Housing and Economic Development Secretary Mike Kennealy, MBTA general manager Steve Poftak, state Sen. Nick Collins, state Reps Dan Cullinane and Russell Holmes, Donna Cramer, board president of Nuestra Comunidad, and Gornstein also spoke at the event, celebrating what the development project will bring to the neighborhood and the collaboration of different parties.
Holmes said there should not be a building boom without Mattapan being part of it, while Cullinane said investing in affordable housing “is truly essential to retaining a thriving and diverse working-class community.”
He traced the history of the Mattapan T parking lot from an earlier plan to sell the site to a charter school to the community process that shaped the design of the current project. He connected the project to the Neponset River greenway extension, the newly-opened Blue Hill Avenue station on the Fairmount Line, and the investment in the Mattapan trolley line, saying the investment in the community is “incredible.”
Said Steve Poftak, the general manager of the MBTA: “We are taking an underutilized MBTA asset, we are taking funding from the city, we are taking support from the state and our partners in the nonprofit and private sectors. This is going to turn into a home. People are going to live, shop, educate their children here. They are going to have great access to transportation.”
Residents who have participated in the planning of the Mattapan Station development said the project has been a long time coming; they also mentioned the community input in the process.
“We meet and we sit down and we put together our ideas on what our community wants,” said Myrtle Huggins, chair of Apple Grove Civic Association.
Kenya Beaman, a Mattapan resident and community engagement officer for the Boston Planning and Development Agency, said the project is “a step in the right direction for Mattapan.
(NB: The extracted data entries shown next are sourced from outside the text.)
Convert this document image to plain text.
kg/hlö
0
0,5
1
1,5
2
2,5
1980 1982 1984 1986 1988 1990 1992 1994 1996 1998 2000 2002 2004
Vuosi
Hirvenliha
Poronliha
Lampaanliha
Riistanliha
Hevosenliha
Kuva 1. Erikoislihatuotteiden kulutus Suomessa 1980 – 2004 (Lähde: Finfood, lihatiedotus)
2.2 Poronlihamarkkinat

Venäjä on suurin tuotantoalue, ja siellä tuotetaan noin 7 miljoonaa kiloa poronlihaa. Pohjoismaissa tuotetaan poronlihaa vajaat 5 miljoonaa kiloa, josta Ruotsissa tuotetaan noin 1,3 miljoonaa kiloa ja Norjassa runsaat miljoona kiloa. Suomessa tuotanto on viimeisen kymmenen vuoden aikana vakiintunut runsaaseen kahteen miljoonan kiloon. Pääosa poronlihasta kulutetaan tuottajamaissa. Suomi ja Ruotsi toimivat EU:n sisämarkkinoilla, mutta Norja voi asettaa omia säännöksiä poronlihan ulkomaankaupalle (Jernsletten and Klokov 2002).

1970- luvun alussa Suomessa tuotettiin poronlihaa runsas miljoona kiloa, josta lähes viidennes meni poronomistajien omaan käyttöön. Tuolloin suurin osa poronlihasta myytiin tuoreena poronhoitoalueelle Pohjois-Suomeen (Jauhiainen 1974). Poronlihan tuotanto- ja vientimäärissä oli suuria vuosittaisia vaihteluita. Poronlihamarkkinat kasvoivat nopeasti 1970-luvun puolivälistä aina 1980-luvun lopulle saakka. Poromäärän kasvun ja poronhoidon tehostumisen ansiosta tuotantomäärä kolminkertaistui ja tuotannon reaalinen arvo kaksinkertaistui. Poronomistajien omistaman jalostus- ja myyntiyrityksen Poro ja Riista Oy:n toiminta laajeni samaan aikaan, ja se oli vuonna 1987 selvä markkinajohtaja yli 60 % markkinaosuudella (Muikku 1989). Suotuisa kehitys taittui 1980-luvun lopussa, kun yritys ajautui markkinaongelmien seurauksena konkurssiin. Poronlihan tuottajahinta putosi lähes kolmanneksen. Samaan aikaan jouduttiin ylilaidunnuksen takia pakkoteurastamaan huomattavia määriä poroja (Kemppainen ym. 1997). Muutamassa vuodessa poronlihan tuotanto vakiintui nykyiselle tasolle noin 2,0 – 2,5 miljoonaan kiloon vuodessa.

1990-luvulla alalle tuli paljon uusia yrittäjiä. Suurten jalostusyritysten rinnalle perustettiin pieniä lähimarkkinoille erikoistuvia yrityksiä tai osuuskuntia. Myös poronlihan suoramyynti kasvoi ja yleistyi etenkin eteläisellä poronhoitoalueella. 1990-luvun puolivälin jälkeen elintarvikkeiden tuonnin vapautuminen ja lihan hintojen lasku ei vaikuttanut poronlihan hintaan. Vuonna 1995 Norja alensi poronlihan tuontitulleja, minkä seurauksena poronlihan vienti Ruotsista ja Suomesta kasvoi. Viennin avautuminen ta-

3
As long as our neighbors and our long-time residents and the seniors are not displaced, and they are here and can reap the benefits of the good changes and development in the neighborhood, it’s a great thing,” she added.
Vivian Ortiz, a transit advocate who lives in Mattapan, said that the transit-oriented Mattapan project shows some forward thinking in addressing the traffic issue in the neighborhood.
“The 135 units have 70 units of parking, which is difficult for folks to understand, but transit-oriented development means that you have access to public transportation right in your backyard,” she said. “And, of course, as a person who rides a bike, the fact that there’s going to be safer facilities for us who choose to ride is exciting.”